Using mothur v.1.48.0, I’m running out of memory with make.contigs and i did not expect it to use much memory. I have 612 samples with roughly 300 K reads each. It seemed to fail at the end, where i assume the count_table was being created (I could see the “Processing file pair” for all samples in my stdout). This failed with 128Gb, i tried 4 to 16 processors, and had ‘out of memory’ error for all attempts.
I ended up splitting the data into 6 subsets (6 being arbitrary), making contigs and then merging the files together. However, I had issues merging the 6 count_files, and again, used a split-combine approach, where i merged count_tables 1-2-3, and 4-5-6, and then merged those final 2 together. This ended up working, and appeared to used about 90Gb memory.
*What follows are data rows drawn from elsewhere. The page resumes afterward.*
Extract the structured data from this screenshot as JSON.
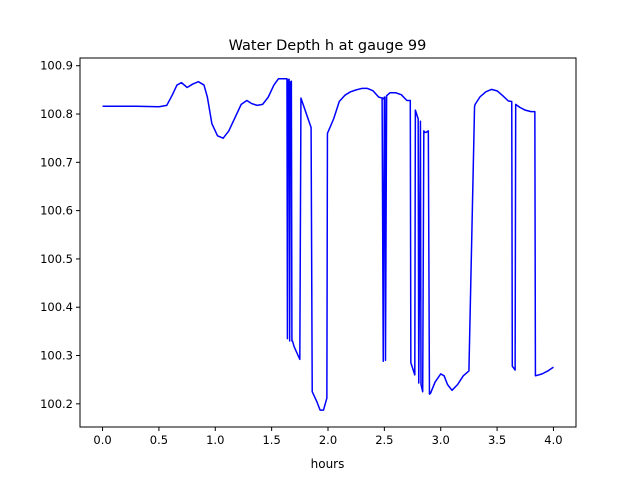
{
  "chart_data": {
    "type": "line",
    "title": "Water Depth h at gauge 99",
    "xlabel": "hours",
    "ylabel": "",
    "xlim": [
      -0.2,
      4.2
    ],
    "ylim": [
      100.152,
      100.916
    ],
    "xticks": [
      0.0,
      0.5,
      1.0,
      1.5,
      2.0,
      2.5,
      3.0,
      3.5,
      4.0
    ],
    "xtick_labels": [
      "0.0",
      "0.5",
      "1.0",
      "1.5",
      "2.0",
      "2.5",
      "3.0",
      "3.5",
      "4.0"
    ],
    "yticks": [
      100.2,
      100.3,
      100.4,
      100.5,
      100.6,
      100.7,
      100.8,
      100.9
    ],
    "ytick_labels": [
      "100.2",
      "100.3",
      "100.4",
      "100.5",
      "100.6",
      "100.7",
      "100.8",
      "100.9"
    ],
    "grid": false,
    "line_color": "#0000ff",
    "series": [
      {
        "x": [
          0.0,
          0.3,
          0.5,
          0.57,
          0.62,
          0.66,
          0.7,
          0.75,
          0.8,
          0.85,
          0.9,
          0.93,
          0.97,
          1.02,
          1.07,
          1.12,
          1.18,
          1.23,
          1.28,
          1.32,
          1.37,
          1.42,
          1.47,
          1.52,
          1.56,
          1.59,
          1.62,
          1.636,
          1.64,
          1.645,
          1.655,
          1.66,
          1.665,
          1.675,
          1.68,
          1.685,
          1.7,
          1.75,
          1.76,
          1.85,
          1.86,
          1.9,
          1.93,
          1.96,
          1.99,
          1.995,
          2.05,
          2.1,
          2.15,
          2.2,
          2.25,
          2.3,
          2.35,
          2.4,
          2.45,
          2.5,
          2.48,
          2.49,
          2.5,
          2.505,
          2.51,
          2.52,
          2.55,
          2.6,
          2.65,
          2.7,
          2.73,
          2.735,
          2.77,
          2.775,
          2.8,
          2.805,
          2.82,
          2.825,
          2.84,
          2.85,
          2.86,
          2.87,
          2.89,
          2.9,
          2.91,
          2.95,
          3.0,
          3.03,
          3.06,
          3.1,
          3.15,
          3.2,
          3.25,
          3.3,
          3.305,
          3.35,
          3.4,
          3.45,
          3.5,
          3.55,
          3.6,
          3.63,
          3.635,
          3.66,
          3.665,
          3.7,
          3.75,
          3.8,
          3.835,
          3.84,
          3.9,
          3.95,
          4.0
        ],
        "y": [
          100.816,
          100.816,
          100.815,
          100.818,
          100.84,
          100.86,
          100.865,
          100.855,
          100.862,
          100.867,
          100.86,
          100.835,
          100.78,
          100.755,
          100.75,
          100.765,
          100.795,
          100.82,
          100.828,
          100.822,
          100.818,
          100.82,
          100.835,
          100.86,
          100.873,
          100.873,
          100.873,
          100.873,
          100.335,
          100.87,
          100.872,
          100.33,
          100.866,
          100.868,
          100.33,
          100.33,
          100.318,
          100.292,
          100.833,
          100.772,
          100.225,
          100.205,
          100.187,
          100.187,
          100.212,
          100.76,
          100.79,
          100.826,
          100.839,
          100.846,
          100.85,
          100.853,
          100.853,
          100.848,
          100.835,
          100.832,
          100.832,
          100.288,
          100.835,
          100.835,
          100.29,
          100.838,
          100.844,
          100.844,
          100.84,
          100.828,
          100.828,
          100.285,
          100.26,
          100.808,
          100.79,
          100.243,
          100.785,
          100.24,
          100.225,
          100.765,
          100.762,
          100.762,
          100.765,
          100.22,
          100.222,
          100.245,
          100.262,
          100.258,
          100.24,
          100.228,
          100.24,
          100.258,
          100.268,
          100.815,
          100.82,
          100.836,
          100.846,
          100.851,
          100.848,
          100.838,
          100.827,
          100.826,
          100.278,
          100.27,
          100.82,
          100.814,
          100.808,
          100.805,
          100.805,
          100.258,
          100.262,
          100.268,
          100.276
        ]
      }
    ]
  }
}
I guess my question is: why would it fail with the full data? and why does the split-combine approach work? I did not think this was a memory intensive step? Indeed, summary.seqs is now failing
From the successful split and combine job (make.contigs x6, merge x2 and merge x 1, count.groups)
The full dataset is likely too large for the memory allocated.
and why does the split-combine approach work? I did not think this was a memory intensive step? Indeed, summary.seqs is now failing
The split approach uses less memory, but if summary.seqs is failing then the final merge might not have had enough memory to complete. An incomplete / corrupted count file would like cause an out of memory or segfault error. Alternatively, if it did complete the merge, you don’t have enough memory to store the fasta file and count file in memory.
My naive understanding of the count table generation is that it is “append-like” - adding new data to a previous file ? I.e. make contigs of a sample and then add seq name and count to the count file sequentially (add column and rows). Like from how i can see the count table increase in size with other commands before they complete .. hence i assumed it wasnt memory intensive .. i do not know the inner workings of the functions and have only made assumptions - they must be incorrect.
I find with bigger datasets there is a balance between processors and allocated memory across the different steps of the pipeline. Are such things discussed in the MiSeq SOP? Like giving a ballpark estimates on CPU vs Mem requirements for each step - “This step is memory intensive so opt for high memory per cpu”, “This step is not memory intensive so opt for more processors” than actual specific values ..
I’m afraid that a bigger problem for you is that you are generating a ton (300k reads per sample is about 20-fold more than typical) of contigs that are 300 nt long. This means that you either don’t have fully overlapping reads or that you’re using the 2x300 chemistry. Both will have a very high error rate making most things appear as unique sequences. This is why we strongly recommend using 2x250 chemistry to get fully overlapping reads that cover the V4 region. For processes like creating the count file, memory is required to create the file since we’re adding columns to the data and not merely adding data as rows.
You can see more here…
Illumina’s quality hasn’t improved in the 11 years since I wrote that post
I’ve been out of the game for almost 10 years and am helping on this project. Unfortunately, the design was out of my hands. I do remember this post of yours. Shame that the technology has have not improved.
Indeed, number of unique.seqs at the end of the processing pipeline is far to many! We have needed to use split.abund to reduce the number of unique.seqs.
Maybe a better option would be to randomly grab like 20000 reads from each sample and then pick up from there. It will still have the problem with non-fully overlapping reads, but should allow you to get a little further along.
We’ll also keep thinking of ways to make this part of the pipeline more memory efficient.